Avec l’abandon progressif du statut personnel et des institutions familiales traditionnelles on va tendre vers les prémices d’un visage égalitaire, les décrets Mandel et Jacquinot qui interdisent le mariage avec une jeune fille à naître ou impubère et exige que la femme donne désormais son consentement au mariage.
Les deux paries du code civil n’ont pas pu parfaire cette égalité.
C’est cette nouvelle orientation caractéristique du droit gabonais de la famille qu’il convient de corriger en le concevant désormais à partir d’un principe général d’égalité dans les rapports familiaux et la prise en compte des valeurs sociales profondes et traditionnelles à la constitution et aux engagements internationaux du Gabon et c’est justement ce qui peut justifier la présente modification de certains articles du code civil et du code pénal.
Sur le questionnaire des Honorables députés
- La définition de la famille au sens de la constitution
La constitution ne définit pas la famille.
Elle dit que la famille est une institution est une institution qui est la cellule de base de la société et que le mariage en est le support légitime, c’est l’union d’un homme et d’une femme.
- Le retrait de la notion de chef de famille (article 252 du code civil)
Elle renvoie à la question de la puissance maritale.
Aux termes de l’article 252 du code civil « par l’effet du mariage, le mari doit protection à sa femme, la femme doit obéissance à son conjoint ».
Article 253 « le mari est le chef de famille. Il exerce cette fonction dans l’intérêt commun du ménage et des enfants … ».
Avec l’égalité prônée par la révision, il s’agit désormais d’une direction conjointe matérielle et morale de la famille.
Par exemple ils devront choisir ensemble la résidence familiale et en en cas de désaccord, c’est au juge qui sera désormais chargé de les départager.
Cela implique également une égalité de pouvoir, c’est-à-dire une égalité de responsabilité, on tend désormais vers une co-gestion. La femme ne sera plus là juste pour seconder l’homme.
La notion de « juste motif » signifie que si la résidence choisie par l’homme pose un problème pour la famille, la femme peut désormais demander à résider séparément et ce sera à l’appréciation du juge. Le juste motif pourra être l’insécurité, l’insalubrité ou encore les nuisances sonores…
- L’administration des biens selon les régimes matrimoniaux
Le législateur procède à une répartition inégale des charges du ménage qui incombe à titre principal à l’homme (article 259).

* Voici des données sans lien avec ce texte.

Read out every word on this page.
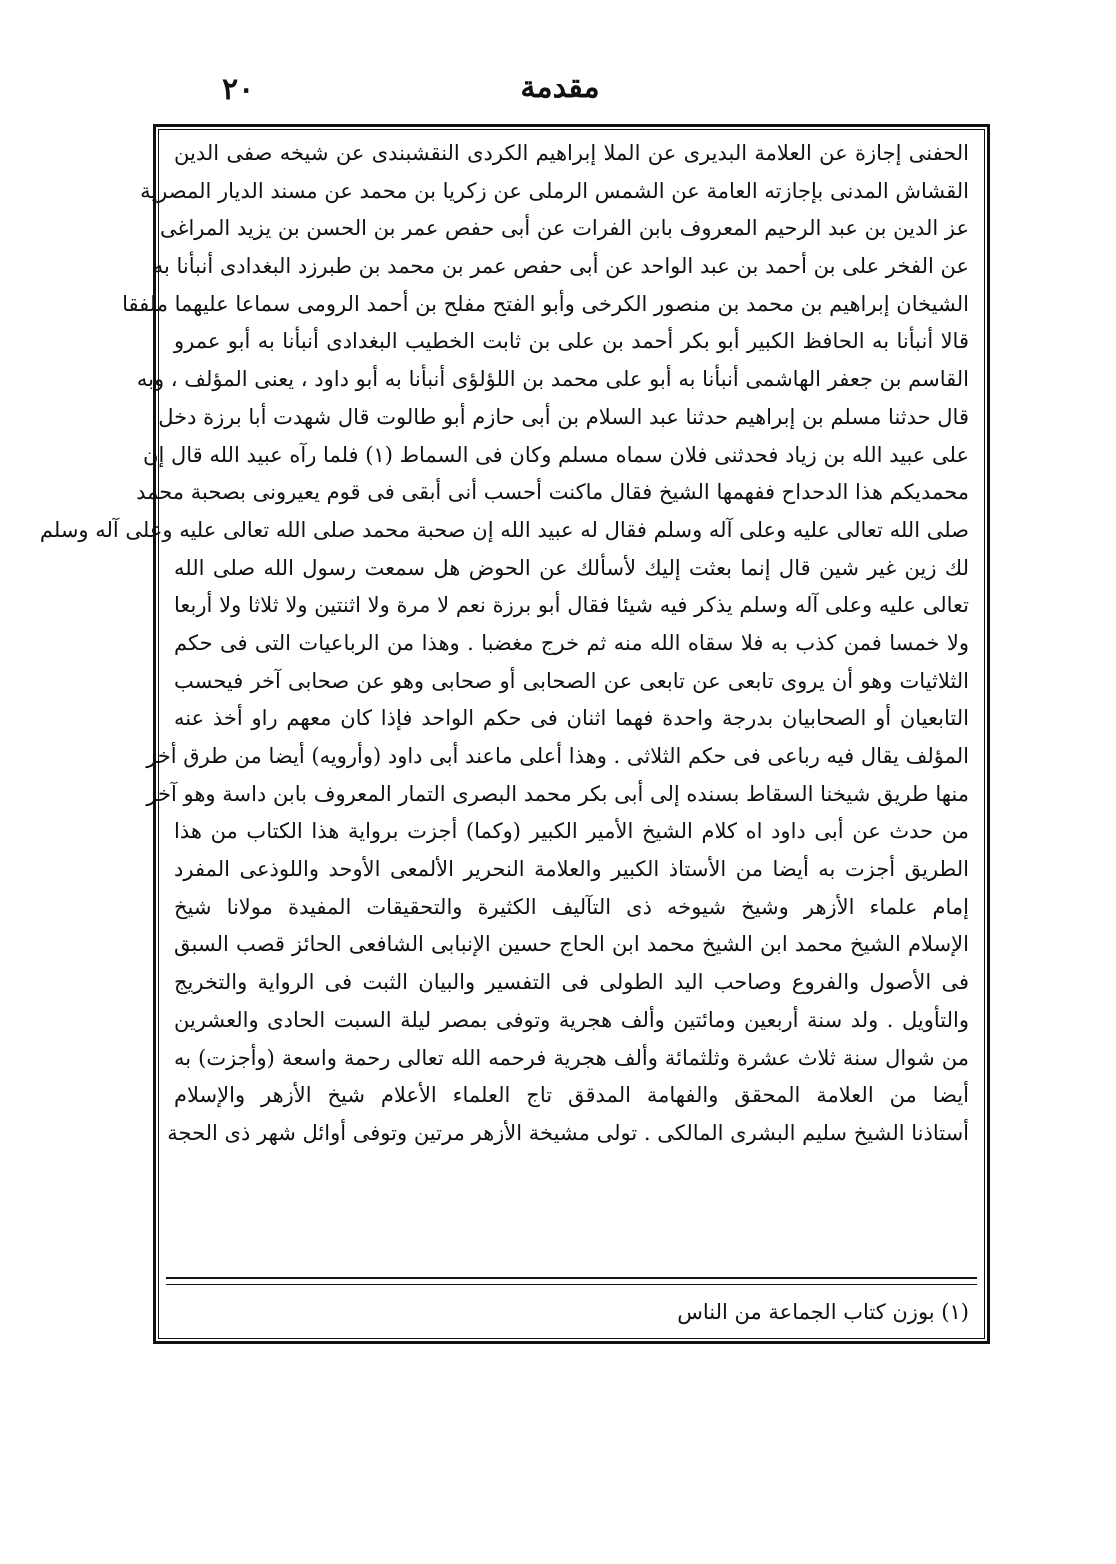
٢٠	مقدمة
الحفنى إجازة عن العلامة البديرى عن الملا إبراهيم الكردى النقشبندى عن شيخه صفى الدين
القشاش المدنى بإجازته العامة عن الشمس الرملى عن زكريا بن محمد عن مسند الديار المصرية
عز الدين بن عبد الرحيم المعروف بابن الفرات عن أبى حفص عمر بن الحسن بن يزيد المراغى
عن الفخر على بن أحمد بن عبد الواحد عن أبى حفص عمر بن محمد بن طبرزد البغدادى أنبأنا به
الشيخان إبراهيم بن محمد بن منصور الكرخى وأبو الفتح مفلح بن أحمد الرومى سماعا عليهما ملفقا
قالا أنبأنا به الحافظ الكبير أبو بكر أحمد بن على بن ثابت الخطيب البغدادى أنبأنا به أبو عمرو
القاسم بن جعفر الهاشمى أنبأنا به أبو على محمد بن اللؤلؤى أنبأنا به أبو داود ، يعنى المؤلف ، وبه
قال حدثنا مسلم بن إبراهيم حدثنا عبد السلام بن أبى حازم أبو طالوت قال شهدت أبا برزة دخل
على عبيد الله بن زياد فحدثنى فلان سماه مسلم وكان فى السماط (١) فلما رآه عبيد الله قال إن
محمديكم هذا الدحداح ففهمها الشيخ فقال ماكنت أحسب أنى أبقى فى قوم يعيرونى بصحبة محمد
صلى الله تعالى عليه وعلى آله وسلم فقال له عبيد الله إن صحبة محمد صلى الله تعالى عليه وعلى آله وسلم
لك زين غير شين قال إنما بعثت إليك لأسألك عن الحوض هل سمعت رسول الله صلى الله
تعالى عليه وعلى آله وسلم يذكر فيه شيئا فقال أبو برزة نعم لا مرة ولا اثنتين ولا ثلاثا ولا أربعا
ولا خمسا فمن كذب به فلا سقاه الله منه ثم خرج مغضبا . وهذا من الرباعيات التى فى حكم
الثلاثيات وهو أن يروى تابعى عن تابعى عن الصحابى أو صحابى وهو عن صحابى آخر فيحسب
التابعيان أو الصحابيان بدرجة واحدة فهما اثنان فى حكم الواحد فإذا كان معهم راو أخذ عنه
المؤلف يقال فيه رباعى فى حكم الثلاثى . وهذا أعلى ماعند أبى داود (وأرويه) أيضا من طرق أخر
منها طريق شيخنا السقاط بسنده إلى أبى بكر محمد البصرى التمار المعروف بابن داسة وهو آخر
من حدث عن أبى داود اه كلام الشيخ الأمير الكبير (وكما) أجزت برواية هذا الكتاب من هذا
الطريق أجزت به أيضا من الأستاذ الكبير والعلامة النحرير الألمعى الأوحد واللوذعى المفرد
إمام علماء الأزهر وشيخ شيوخه ذى التآليف الكثيرة والتحقيقات المفيدة مولانا شيخ
الإسلام الشيخ محمد ابن الشيخ محمد ابن الحاج حسين الإنبابى الشافعى الحائز قصب السبق
فى الأصول والفروع وصاحب اليد الطولى فى التفسير والبيان الثبت فى الرواية والتخريج
والتأويل . ولد سنة أربعين ومائتين وألف هجرية وتوفى بمصر ليلة السبت الحادى والعشرين
من شوال سنة ثلاث عشرة وثلثمائة وألف هجرية فرحمه الله تعالى رحمة واسعة (وأجزت) به
أيضا من العلامة المحقق والفهامة المدقق تاج العلماء الأعلام شيخ الأزهر والإسلام
أستاذنا الشيخ سليم البشرى المالكى . تولى مشيخة الأزهر مرتين وتوفى أوائل شهر ذى الحجة
(١) بوزن كتاب الجماعة من الناس
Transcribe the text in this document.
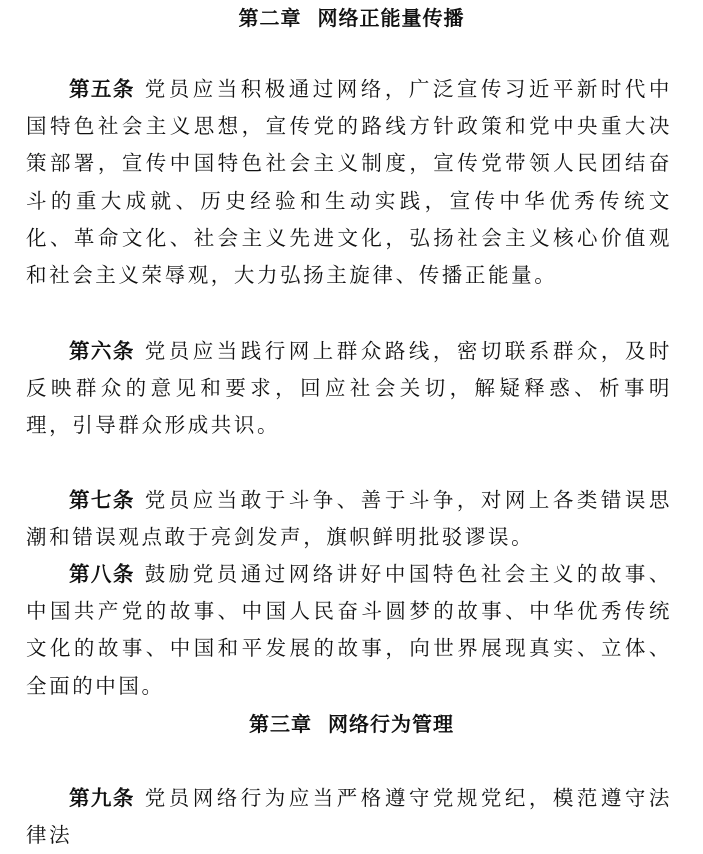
第二章  网络正能量传播

第五条 党员应当积极通过网络，广泛宣传习近平新时代中国特色社会主义思想，宣传党的路线方针政策和党中央重大决策部署，宣传中国特色社会主义制度，宣传党带领人民团结奋斗的重大成就、历史经验和生动实践，宣传中华优秀传统文化、革命文化、社会主义先进文化，弘扬社会主义核心价值观和社会主义荣辱观，大力弘扬主旋律、传播正能量。

第六条 党员应当践行网上群众路线，密切联系群众，及时反映群众的意见和要求，回应社会关切，解疑释惑、析事明理，引导群众形成共识。

第七条 党员应当敢于斗争、善于斗争，对网上各类错误思潮和错误观点敢于亮剑发声，旗帜鲜明批驳谬误。

第八条 鼓励党员通过网络讲好中国特色社会主义的故事、中国共产党的故事、中国人民奋斗圆梦的故事、中华优秀传统文化的故事、中国和平发展的故事，向世界展现真实、立体、全面的中国。

第三章  网络行为管理

第九条 党员网络行为应当严格遵守党规党纪，模范遵守法律法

La femme contribue en prélevant sur les ressources dont elle a l’administration et la jouissance par ses apports en communauté, par son activité au foyer ou sa collaboration à la profession du mari. D’ailleurs la femme est placée sous la subordination financière du mari qui doit lui fournir tout ce qui est nécessaire pour les besoins de la vie.
- La communauté de vie
La communauté de vie implique la communauté de toit et donc de lit. C’est à travers la communauté de vie que seront mis en pratique les devoirs résultant du mariage, c’est-à-dire la fidélité, l’assistance et le secours.
- L’âge de la majorité civile en harmonie avec la majorité matrimoniale
Selon l’article 203 « l’homme » avant 18 ans révolus et la « femme » avant 15 ans révolus ne peuvent contracter mariage.
Cette différence d’âge pour contracter mariage heurte de front les dispositions du bloc de constitutionalité qui prescrit l’égalité entre l’homme et la femme et la Convention de Maputo qui interdit le mariage d’une jeune fille avant l’âge de 18 ans.
Ceci peut expliquer le nouvel article 203 « l’homme et la femme avant 18 ans révolus ne peuvent contracter mariage ».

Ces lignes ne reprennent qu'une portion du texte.